We had to stay in Wales before setting off because we were apparently touring with another band who were based there. I wasn’t really moved by the information, I just went along with everything. So we ended up staying in Ewloe which is where Tim, from the band name that I’m writing about lives. It was a cosy place surrounded by fields and the positive aura of a wonderful mum. The foundations of this tour were moulding into something great.

So we set off in the morning on the long drive towards the first gig: The Southern in Edinburgh. Stopping off halfway at a service station so that we can eat sandwiches made by Tim’s mum, I discovered the amazing taste of mustard on sandwiches. This is the first of many positive changes which happened to me on this tour.

Then came the concert. It was Tim and Sam’s band to go on first with Luke headlining all dates on the tour. They began to play, and i think it was that moment that I hadn’t felt anything so hard-hittingly beautiful for such a long time…years. I rarely smile uncontrollably, and this was one occasion where it was hurting and where it was embarassing because I was a Cheshire cat. My tummy was tingling as though I had fallen in love (yes, this all sounds incredibly cringe, but that’s your fault for thinking that extreme emotions are uncool – man up). I just couldn’t believe what I was hearing. And I had 10 more concerts to go!

Being on tour, I ended up getting to know the band (and Luke) really well, and they ended up being some of the most genuinely nice people I have ever met, a criteria I think is crucial to making such genuinely nice music. You can’t fake a sound like this if you’re obnoxious.

I now regularly visit the band in Wales. They have become good friends. It is, in just about equal measure, my most exciting place to visit as well as Edinburgh. I’m going back in two weeks.

And this song is a prime example of their benevolent music. It is actually just a b-side to their Summer Solstice single, but I think it is one of their best tracks. I’m not alone, when the famously flat Tom Ravenscroft (John Peel‘s son) played it on Tom Robinson‘s ‘Introducing’ show on 6/7/09 he said: “I think there may be a very good chance that I have just fallen hopelessly in love with that record and will listen to nothing else for the rest of the year”.

So do I really have a favourite bit for something which I have praised so extensively? I do actually.

From 1:26 the piece suddenly drops to guitar and piano before the drums return at 1:45. I think this section is wonderful and I really love the chord change at 1:30 (which I think is to the relative minor). It’s as though the rest of the track builds up to this section.
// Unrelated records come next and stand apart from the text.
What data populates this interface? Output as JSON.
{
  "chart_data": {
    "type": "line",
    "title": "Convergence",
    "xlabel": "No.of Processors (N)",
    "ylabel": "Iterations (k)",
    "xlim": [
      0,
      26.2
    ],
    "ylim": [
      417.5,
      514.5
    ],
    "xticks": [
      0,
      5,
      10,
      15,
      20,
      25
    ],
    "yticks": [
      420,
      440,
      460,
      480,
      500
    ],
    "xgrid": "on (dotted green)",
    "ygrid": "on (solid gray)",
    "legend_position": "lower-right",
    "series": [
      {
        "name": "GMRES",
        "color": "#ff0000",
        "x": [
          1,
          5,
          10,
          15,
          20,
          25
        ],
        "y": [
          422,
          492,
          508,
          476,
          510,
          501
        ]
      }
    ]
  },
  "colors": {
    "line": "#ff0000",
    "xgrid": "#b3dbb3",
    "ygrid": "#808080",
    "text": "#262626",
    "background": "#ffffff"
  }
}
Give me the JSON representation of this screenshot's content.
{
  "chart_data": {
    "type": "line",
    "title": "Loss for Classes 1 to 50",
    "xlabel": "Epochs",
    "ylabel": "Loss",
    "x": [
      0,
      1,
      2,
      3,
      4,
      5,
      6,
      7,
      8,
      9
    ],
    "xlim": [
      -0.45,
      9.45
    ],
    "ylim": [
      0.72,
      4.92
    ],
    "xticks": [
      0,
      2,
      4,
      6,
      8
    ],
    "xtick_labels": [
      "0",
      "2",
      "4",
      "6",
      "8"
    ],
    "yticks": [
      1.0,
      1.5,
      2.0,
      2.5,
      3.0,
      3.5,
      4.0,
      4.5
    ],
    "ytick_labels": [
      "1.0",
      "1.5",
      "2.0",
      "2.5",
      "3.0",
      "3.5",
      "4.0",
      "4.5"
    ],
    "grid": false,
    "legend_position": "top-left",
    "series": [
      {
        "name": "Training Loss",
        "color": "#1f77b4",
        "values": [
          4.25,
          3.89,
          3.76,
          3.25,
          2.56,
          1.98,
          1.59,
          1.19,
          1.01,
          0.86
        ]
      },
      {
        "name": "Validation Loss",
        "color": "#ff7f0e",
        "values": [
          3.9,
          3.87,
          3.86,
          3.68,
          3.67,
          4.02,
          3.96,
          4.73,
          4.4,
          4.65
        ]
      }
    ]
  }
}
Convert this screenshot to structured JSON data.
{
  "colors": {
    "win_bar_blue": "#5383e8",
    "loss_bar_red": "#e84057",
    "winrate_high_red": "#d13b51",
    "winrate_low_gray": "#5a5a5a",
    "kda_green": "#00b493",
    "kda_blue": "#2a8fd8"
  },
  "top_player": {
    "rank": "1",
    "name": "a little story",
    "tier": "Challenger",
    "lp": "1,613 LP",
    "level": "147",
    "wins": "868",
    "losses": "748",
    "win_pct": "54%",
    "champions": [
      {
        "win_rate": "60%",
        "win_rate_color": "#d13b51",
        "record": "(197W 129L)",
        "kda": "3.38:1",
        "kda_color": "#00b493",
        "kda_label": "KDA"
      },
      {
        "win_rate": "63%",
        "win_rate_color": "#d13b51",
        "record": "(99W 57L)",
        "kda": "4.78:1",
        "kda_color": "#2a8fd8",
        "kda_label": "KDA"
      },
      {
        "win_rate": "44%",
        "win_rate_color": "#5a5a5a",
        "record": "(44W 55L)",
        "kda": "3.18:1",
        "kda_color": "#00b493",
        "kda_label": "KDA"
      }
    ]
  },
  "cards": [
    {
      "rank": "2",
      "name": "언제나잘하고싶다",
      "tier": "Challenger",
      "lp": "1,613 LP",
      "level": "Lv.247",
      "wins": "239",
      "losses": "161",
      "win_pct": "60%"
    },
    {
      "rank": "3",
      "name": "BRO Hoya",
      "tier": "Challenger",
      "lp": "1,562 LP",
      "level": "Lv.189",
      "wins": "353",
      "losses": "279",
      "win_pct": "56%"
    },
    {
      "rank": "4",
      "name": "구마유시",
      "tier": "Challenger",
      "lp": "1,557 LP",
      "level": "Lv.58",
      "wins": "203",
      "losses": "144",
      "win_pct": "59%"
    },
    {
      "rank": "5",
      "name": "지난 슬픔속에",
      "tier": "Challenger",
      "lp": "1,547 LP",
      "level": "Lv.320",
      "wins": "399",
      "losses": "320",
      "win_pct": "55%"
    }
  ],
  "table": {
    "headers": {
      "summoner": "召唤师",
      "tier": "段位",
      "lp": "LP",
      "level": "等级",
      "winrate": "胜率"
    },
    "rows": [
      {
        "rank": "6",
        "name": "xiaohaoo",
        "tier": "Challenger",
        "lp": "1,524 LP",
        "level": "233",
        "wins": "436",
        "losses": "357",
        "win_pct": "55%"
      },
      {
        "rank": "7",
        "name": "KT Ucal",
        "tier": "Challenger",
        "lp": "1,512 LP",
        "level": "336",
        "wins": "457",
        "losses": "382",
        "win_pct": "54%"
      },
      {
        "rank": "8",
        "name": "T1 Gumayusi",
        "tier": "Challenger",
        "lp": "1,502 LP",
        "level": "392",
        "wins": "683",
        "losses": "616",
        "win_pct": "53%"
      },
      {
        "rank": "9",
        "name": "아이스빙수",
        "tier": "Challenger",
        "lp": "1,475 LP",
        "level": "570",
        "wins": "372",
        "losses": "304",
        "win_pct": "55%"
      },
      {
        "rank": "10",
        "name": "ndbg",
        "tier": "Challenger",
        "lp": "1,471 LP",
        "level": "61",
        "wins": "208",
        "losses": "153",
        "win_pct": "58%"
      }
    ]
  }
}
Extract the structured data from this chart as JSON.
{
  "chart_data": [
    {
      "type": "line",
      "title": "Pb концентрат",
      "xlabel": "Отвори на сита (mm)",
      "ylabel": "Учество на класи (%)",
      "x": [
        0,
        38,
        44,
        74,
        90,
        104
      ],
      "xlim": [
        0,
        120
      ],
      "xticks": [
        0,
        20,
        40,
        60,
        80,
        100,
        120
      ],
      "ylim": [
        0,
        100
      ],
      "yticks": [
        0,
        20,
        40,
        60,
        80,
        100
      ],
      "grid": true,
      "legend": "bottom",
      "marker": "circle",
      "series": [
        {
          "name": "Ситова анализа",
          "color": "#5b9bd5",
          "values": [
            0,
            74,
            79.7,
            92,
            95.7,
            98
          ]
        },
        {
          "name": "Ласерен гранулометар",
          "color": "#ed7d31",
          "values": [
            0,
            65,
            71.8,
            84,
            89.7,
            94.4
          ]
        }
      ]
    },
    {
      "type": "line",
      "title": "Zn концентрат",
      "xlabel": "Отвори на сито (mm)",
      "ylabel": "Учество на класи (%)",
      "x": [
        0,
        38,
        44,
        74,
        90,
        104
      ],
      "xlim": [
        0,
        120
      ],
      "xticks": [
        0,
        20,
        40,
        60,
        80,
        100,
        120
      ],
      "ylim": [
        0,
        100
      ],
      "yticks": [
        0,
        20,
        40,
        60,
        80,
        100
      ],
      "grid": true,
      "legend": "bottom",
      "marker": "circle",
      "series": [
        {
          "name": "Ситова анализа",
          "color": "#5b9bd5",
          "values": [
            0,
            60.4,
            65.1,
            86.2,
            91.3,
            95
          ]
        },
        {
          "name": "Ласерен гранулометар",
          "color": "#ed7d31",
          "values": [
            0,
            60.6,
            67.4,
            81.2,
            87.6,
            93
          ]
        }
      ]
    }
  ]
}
The world needs more music like this – simple and to the point: Positive, beautiful music. If any label had an inkling of sense and ambition to being responsible for improving the mood of an unquantifiable amount of people, they’d sign Tim and Sam. You’ve only got to go to one of their concerts to see how pretty much everyone in the room is transfixed and transformed. I’ll lay out the options:

If you’re a label: sign them. It’ll be a crucial thing you’ll do in your life. 
If you’re a person: listen to them, watch them in concert. It too will be a crucial thing you’ll do in your life.